Zinke, though, said the decision wasn’t about energy development, but about the law. He said he took what he thought was a “very reasonable approach,” one that even gave some deference to the Obama administration. Utah’s governor, both senators, the state’s House delegation, and even the Navajo tribe that lived on the land all wanted the monument completely “rescinded,” Zinke said, a step he didn’t recommend.

Democratic governors similarly mischaracterized the Trump administration’s push to open federal waters to offshore drilling, he said.

Zinke said his recommendation to Trump was threefold: Any move to drill more offshore should be in a state that has oil and gas resources, has the infrastructure built out, and has support from state governments and local communities.

Thus, the opposition of states such as Florida, where the Republican governor and Republican senators have raised the alarm at attempts to expand drilling, would be factored into any decision, he added.

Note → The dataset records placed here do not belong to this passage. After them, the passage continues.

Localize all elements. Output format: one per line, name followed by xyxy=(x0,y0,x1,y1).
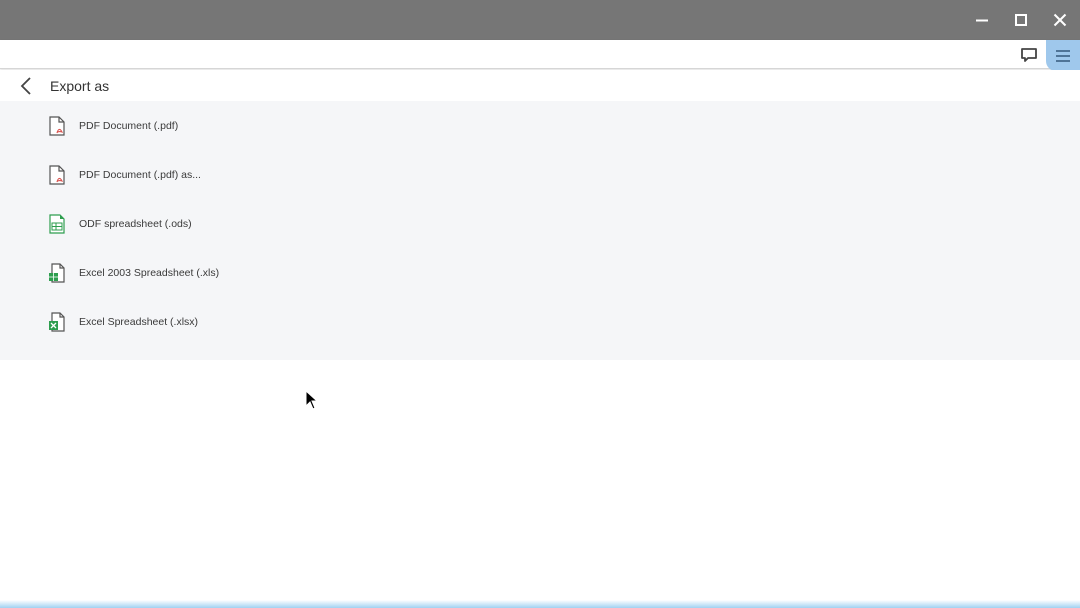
mouse-cursor-icon xyxy=(305,390,319,410)
minimize-icon xyxy=(976,19,988,22)
close-button[interactable] xyxy=(1046,6,1074,34)
close-icon xyxy=(1053,13,1067,27)
xls-file-icon xyxy=(49,262,65,283)
minimize-button[interactable] xyxy=(968,6,996,34)
window-titlebar xyxy=(0,0,1080,40)
page-title: Export as xyxy=(50,78,110,94)
bottom-shelf-edge xyxy=(0,600,1080,608)
export-option-ods[interactable]: ODF spreadsheet (.ods) xyxy=(0,199,1080,248)
export-option-pdf[interactable]: PDF Document (.pdf) xyxy=(0,101,1080,150)
maximize-icon xyxy=(1015,14,1027,26)
export-options-list: PDF Document (.pdf) PDF Document (.pdf) … xyxy=(0,101,1080,360)
comment-icon xyxy=(1021,48,1037,62)
export-option-label: ODF spreadsheet (.ods) xyxy=(79,217,192,230)
chevron-left-icon xyxy=(20,77,31,95)
export-option-label: Excel 2003 Spreadsheet (.xls) xyxy=(79,266,220,279)
maximize-button[interactable] xyxy=(1007,6,1035,34)
xlsx-file-icon xyxy=(49,311,65,332)
pdf-file-icon xyxy=(49,164,65,185)
pdf-file-icon xyxy=(49,115,65,136)
export-option-label: Excel Spreadsheet (.xlsx) xyxy=(79,315,199,328)
hamburger-menu-icon xyxy=(1056,49,1070,62)
export-option-pdf-as[interactable]: PDF Document (.pdf) as... xyxy=(0,150,1080,199)
export-option-label: PDF Document (.pdf) as... xyxy=(79,168,201,181)
export-option-label: PDF Document (.pdf) xyxy=(79,119,179,132)
hamburger-menu-button[interactable] xyxy=(1046,40,1080,71)
export-header: Export as xyxy=(0,70,1080,101)
comment-button[interactable] xyxy=(1018,40,1040,70)
ods-file-icon xyxy=(49,213,65,234)
export-option-xlsx[interactable]: Excel Spreadsheet (.xlsx) xyxy=(0,297,1080,346)
app-toolbar xyxy=(0,40,1080,71)
back-button[interactable] xyxy=(14,74,38,98)
export-option-xls[interactable]: Excel 2003 Spreadsheet (.xls) xyxy=(0,248,1080,297)
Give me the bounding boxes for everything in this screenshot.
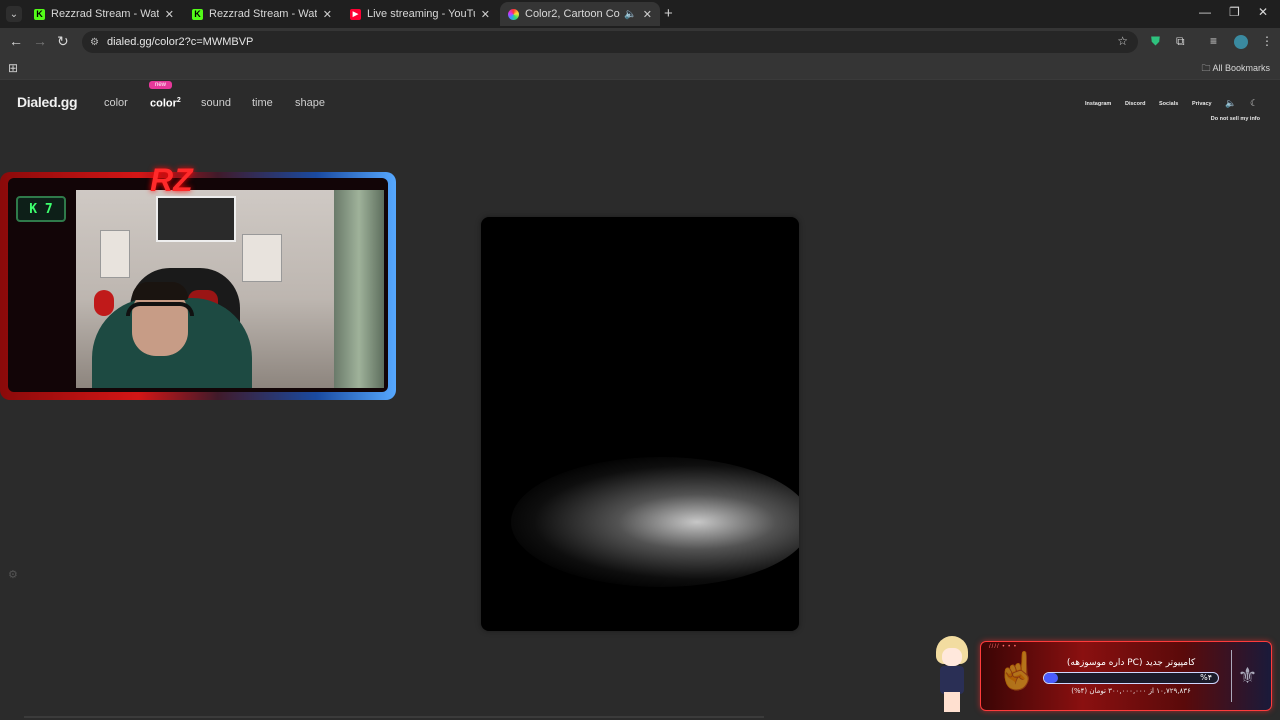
bookmarks-bar: ⊞ 🗀 All Bookmarks: [0, 56, 1280, 80]
forward-icon[interactable]: →: [33, 33, 47, 49]
site-info-icon[interactable]: ⚙: [90, 37, 99, 48]
close-tab-icon[interactable]: ✕: [323, 8, 332, 21]
hand-icon: ☝: [995, 650, 1040, 691]
close-tab-icon[interactable]: ✕: [165, 8, 174, 21]
link-discord[interactable]: Discord: [1125, 101, 1145, 107]
settings-gear-icon[interactable]: ⚙: [8, 568, 18, 581]
browser-toolbar: ← → ↻ ⚙ dialed.gg/color2?c=MWMBVP ☆ ⛊ ⧉ …: [0, 28, 1280, 56]
kick-icon: K: [192, 8, 203, 20]
color-wheel-icon: [508, 8, 519, 20]
new-badge: new: [149, 81, 173, 89]
shield-extension-icon[interactable]: ⛊: [1151, 34, 1160, 49]
anime-mascot: [930, 636, 974, 712]
horizontal-scrollbar[interactable]: [24, 716, 764, 718]
donation-progress-bar: %۴: [1043, 672, 1219, 684]
nav-shape[interactable]: shape: [295, 97, 325, 109]
url-text[interactable]: dialed.gg/color2?c=MWMBVP: [107, 36, 253, 48]
sound-toggle-icon[interactable]: 🔈: [1225, 98, 1236, 109]
extensions-icon[interactable]: ⧉: [1176, 34, 1185, 49]
link-privacy[interactable]: Privacy: [1192, 101, 1212, 107]
new-tab-button[interactable]: +: [664, 5, 673, 22]
wings-emblem-icon: ⚜: [1231, 650, 1263, 702]
restore-icon[interactable]: ❐: [1229, 5, 1240, 19]
headset: [126, 302, 194, 316]
close-tab-icon[interactable]: ✕: [643, 8, 652, 21]
tab-color2[interactable]: Color2, Cartoon Color Guessing 🔈 ✕: [500, 2, 660, 26]
tab-youtube-studio[interactable]: ▶ Live streaming - YouTube Studio ✕: [342, 2, 498, 26]
do-not-sell-link[interactable]: Do not sell my info: [1211, 116, 1260, 122]
close-window-icon[interactable]: ✕: [1258, 5, 1268, 19]
media-control-icon[interactable]: ≡: [1210, 34, 1217, 48]
tab-search-button[interactable]: ⌄: [6, 6, 22, 22]
light-glow: [511, 457, 799, 587]
kick-icon: K: [34, 8, 45, 20]
tab-rezzrad-2[interactable]: K Rezzrad Stream - Watch Live on ✕: [184, 2, 340, 26]
speaker-icon[interactable]: 🔈: [624, 9, 636, 20]
nav-sound[interactable]: sound: [201, 97, 231, 109]
dark-mode-icon[interactable]: ☾: [1250, 98, 1258, 109]
wall-poster: [156, 196, 236, 242]
tab-strip: ⌄ K Rezzrad Stream - Watch Live on ✕ K R…: [0, 0, 1280, 28]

States such as Oregon and Washington, however, whose Democratic governors were outspoken critics of plans to expand drilling, didn’t even meet the criteria Zinke laid out, he said.

Washington Gov. Jay Inslee, who made a name for himself as the “climate candidate” during his brief White House run, said in 2018 he wanted his state excluded from Trump’s offshore drilling plans. Oregon Gov. Kate Brown signed an executive order in 2018 barring offshore drilling in the state. She has also requested an exclusion from the Trump plans.

Those states were “jumping up and down for political points, but there’s no resources off the coast of Oregon and Washington,” Zinke said.

Zinke also said he thinks science shouldn’t be political.

He said as interior secretary, he read the entire National Climate Assessment released in 2018. It took him three days to read and absorb the more than 1,500-page report, a detailed assessment of the risks posed by climate change.

“I actually thought the content of the report itself was good,” Zinke said, though he added the report’s executive summary talked too much about the risks of climate change at a “global nuclear combat” level.

“The fact of the matter is, we don’t have a lot of data that would suggest that it’s a crisis,” he added. “The data would suggest we should always be concerned about pollution [and] plastics in the ocean.”

Zinke added he had long conversations with the head of the U.S. Geological Survey about the “tenor” of the discussion on climate science.

“It’s unfortunate that science is being used to justify a political agenda,” Zinke said, adding he “tried to refrain from such nonsense.”

“In Interior, we made decisions based on, I think, an American conservation ethic, which is best science, best practice, greatest good for the longest term,” he added.